Often Midwives will discuss labour and delivery, rather than labour and birth. Hospital wards often have ‘delivery’ in the title of the high risk wards. Yet a Midwife-led unit is often referred to as the ‘birth centre’. What message does that send out? That low risk women are active participants in giving birth and high risk women passively have their babies ‘delivered’? That low risk women have choices and positive language surrounding their births, yet high risk women have their choices limited and their birth becomes clouded about what they are ‘allowed’ to do? These are assumptions, not truths. They are what the words used around birth may mean and represent. By thinking a little more about the language we use positive relationships can flourish.

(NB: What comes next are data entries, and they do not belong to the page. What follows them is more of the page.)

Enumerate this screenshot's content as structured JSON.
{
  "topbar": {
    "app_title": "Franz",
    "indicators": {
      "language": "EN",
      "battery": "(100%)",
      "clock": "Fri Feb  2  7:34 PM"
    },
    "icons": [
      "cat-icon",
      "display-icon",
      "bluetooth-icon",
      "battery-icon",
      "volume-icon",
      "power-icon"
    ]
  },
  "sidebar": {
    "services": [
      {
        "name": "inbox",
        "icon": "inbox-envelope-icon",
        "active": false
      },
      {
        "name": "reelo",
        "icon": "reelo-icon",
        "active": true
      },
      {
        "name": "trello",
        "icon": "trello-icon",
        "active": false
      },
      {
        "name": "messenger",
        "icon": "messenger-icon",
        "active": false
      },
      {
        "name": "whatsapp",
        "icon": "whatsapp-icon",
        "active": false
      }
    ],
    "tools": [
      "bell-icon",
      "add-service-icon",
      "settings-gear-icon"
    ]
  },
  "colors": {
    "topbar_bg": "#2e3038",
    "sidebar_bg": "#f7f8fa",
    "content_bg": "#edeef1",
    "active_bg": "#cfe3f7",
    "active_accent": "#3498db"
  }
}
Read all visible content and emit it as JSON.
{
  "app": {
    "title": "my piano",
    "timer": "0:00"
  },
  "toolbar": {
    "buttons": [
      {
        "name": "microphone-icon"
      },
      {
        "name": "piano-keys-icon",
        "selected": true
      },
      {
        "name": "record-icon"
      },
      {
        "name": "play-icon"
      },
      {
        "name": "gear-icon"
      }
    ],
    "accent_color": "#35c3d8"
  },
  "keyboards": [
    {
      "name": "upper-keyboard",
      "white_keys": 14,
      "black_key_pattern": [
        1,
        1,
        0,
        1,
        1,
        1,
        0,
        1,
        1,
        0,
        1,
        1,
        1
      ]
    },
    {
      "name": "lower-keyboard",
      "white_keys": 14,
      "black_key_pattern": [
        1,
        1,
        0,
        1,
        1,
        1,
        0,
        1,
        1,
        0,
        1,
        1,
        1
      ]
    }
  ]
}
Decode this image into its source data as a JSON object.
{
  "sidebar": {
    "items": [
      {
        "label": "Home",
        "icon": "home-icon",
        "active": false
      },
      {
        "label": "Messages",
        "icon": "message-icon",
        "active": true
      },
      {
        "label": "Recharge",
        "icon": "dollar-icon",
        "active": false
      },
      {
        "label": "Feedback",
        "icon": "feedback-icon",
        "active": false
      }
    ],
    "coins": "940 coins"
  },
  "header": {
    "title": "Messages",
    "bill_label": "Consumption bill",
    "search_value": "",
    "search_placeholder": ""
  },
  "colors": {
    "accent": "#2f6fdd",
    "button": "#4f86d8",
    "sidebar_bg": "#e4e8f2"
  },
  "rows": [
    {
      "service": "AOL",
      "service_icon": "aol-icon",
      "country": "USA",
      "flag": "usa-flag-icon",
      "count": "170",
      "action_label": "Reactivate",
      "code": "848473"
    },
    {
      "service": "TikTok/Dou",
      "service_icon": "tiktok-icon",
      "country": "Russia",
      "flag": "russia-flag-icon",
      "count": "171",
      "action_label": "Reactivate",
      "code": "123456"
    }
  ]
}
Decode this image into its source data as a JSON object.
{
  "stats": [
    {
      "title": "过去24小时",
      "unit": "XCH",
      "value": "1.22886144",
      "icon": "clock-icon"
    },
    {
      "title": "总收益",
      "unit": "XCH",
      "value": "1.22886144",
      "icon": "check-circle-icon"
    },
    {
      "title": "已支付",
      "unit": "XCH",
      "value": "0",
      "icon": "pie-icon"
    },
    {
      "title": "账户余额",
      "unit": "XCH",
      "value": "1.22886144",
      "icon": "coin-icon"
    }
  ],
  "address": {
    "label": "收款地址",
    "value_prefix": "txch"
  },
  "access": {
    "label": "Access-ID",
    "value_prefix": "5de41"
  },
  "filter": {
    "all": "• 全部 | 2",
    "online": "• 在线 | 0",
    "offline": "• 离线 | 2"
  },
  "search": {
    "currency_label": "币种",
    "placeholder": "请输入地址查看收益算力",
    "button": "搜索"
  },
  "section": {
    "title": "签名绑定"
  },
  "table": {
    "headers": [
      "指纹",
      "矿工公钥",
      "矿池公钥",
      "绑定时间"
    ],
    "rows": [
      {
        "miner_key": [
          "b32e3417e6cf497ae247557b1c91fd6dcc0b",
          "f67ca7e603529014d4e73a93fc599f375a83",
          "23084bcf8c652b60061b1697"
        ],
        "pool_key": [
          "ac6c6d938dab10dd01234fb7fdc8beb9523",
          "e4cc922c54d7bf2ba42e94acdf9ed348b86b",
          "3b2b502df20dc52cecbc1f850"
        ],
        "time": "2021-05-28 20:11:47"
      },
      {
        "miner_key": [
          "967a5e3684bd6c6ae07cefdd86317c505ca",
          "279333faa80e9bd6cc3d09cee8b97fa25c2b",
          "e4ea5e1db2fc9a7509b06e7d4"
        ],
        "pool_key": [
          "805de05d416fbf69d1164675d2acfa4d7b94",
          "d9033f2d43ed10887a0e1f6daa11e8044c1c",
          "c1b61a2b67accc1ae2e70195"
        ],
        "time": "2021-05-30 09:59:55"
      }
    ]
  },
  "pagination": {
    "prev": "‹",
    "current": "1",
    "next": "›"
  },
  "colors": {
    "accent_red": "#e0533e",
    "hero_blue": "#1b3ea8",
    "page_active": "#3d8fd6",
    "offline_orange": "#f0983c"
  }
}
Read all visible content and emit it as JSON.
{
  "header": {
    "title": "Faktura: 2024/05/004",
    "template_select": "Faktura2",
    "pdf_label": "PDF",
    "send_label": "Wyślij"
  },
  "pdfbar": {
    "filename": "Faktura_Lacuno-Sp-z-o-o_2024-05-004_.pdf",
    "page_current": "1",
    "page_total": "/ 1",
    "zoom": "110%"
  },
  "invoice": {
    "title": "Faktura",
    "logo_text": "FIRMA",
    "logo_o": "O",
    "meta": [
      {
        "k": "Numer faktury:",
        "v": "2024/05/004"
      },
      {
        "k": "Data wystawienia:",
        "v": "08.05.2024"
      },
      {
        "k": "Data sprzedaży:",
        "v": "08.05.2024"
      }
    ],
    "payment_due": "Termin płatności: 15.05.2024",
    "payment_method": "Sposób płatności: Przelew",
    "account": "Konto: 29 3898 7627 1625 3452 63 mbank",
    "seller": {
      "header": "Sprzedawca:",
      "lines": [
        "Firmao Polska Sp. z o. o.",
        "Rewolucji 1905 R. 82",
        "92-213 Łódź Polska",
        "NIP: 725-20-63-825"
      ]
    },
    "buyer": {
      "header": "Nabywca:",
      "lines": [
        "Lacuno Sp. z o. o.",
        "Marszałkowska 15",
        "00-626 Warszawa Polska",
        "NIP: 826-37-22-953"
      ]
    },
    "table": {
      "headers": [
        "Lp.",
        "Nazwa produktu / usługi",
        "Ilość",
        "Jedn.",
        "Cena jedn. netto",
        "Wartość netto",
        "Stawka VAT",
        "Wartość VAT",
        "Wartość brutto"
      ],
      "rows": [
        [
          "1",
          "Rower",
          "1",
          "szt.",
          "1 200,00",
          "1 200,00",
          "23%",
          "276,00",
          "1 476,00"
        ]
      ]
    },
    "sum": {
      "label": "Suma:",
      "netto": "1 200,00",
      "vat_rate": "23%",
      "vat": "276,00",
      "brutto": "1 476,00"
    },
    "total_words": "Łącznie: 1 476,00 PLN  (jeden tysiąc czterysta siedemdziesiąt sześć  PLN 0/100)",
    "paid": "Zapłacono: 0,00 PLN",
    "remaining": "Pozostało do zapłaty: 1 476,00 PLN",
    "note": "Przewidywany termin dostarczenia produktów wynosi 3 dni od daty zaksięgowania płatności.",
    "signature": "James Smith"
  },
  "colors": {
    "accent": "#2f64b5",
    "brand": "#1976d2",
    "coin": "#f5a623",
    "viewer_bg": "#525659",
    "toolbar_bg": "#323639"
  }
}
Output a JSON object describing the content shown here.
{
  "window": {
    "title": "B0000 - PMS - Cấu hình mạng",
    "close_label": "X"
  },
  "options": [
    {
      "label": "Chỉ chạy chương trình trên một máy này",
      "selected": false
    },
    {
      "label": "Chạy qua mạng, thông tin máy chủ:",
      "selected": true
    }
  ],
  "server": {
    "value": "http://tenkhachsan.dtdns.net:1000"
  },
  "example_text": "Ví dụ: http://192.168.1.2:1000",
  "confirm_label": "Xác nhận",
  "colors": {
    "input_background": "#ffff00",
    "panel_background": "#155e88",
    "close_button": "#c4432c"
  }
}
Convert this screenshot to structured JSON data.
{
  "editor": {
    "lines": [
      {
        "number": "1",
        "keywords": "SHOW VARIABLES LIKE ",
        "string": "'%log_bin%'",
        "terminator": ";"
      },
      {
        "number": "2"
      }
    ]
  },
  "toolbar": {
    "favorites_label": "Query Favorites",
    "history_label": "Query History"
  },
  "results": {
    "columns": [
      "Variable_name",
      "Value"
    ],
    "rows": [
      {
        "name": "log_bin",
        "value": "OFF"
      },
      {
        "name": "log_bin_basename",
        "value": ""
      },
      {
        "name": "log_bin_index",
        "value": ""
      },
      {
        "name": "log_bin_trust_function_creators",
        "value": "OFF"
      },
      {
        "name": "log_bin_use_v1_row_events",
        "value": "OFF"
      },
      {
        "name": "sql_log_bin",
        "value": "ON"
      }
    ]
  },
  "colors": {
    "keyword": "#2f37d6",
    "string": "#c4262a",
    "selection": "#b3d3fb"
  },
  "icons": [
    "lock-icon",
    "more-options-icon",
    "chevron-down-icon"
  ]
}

Words have meanings and when those meanings are attached to emotions, they have power. When a baby is born a mother is too, when birth is discussed we need to be mindful that the words we speak and their meanings they invoke will shape a major life changing event for women and their families. As a midwife and a mother I have a responsibility in ensuring positive language surrounds birth. This extends to a collective responsibility society holds; by using positive language we promote positive birth; by promoting positive birth we promote positive motherhood; by building positive, strong mothers we better society as a whole.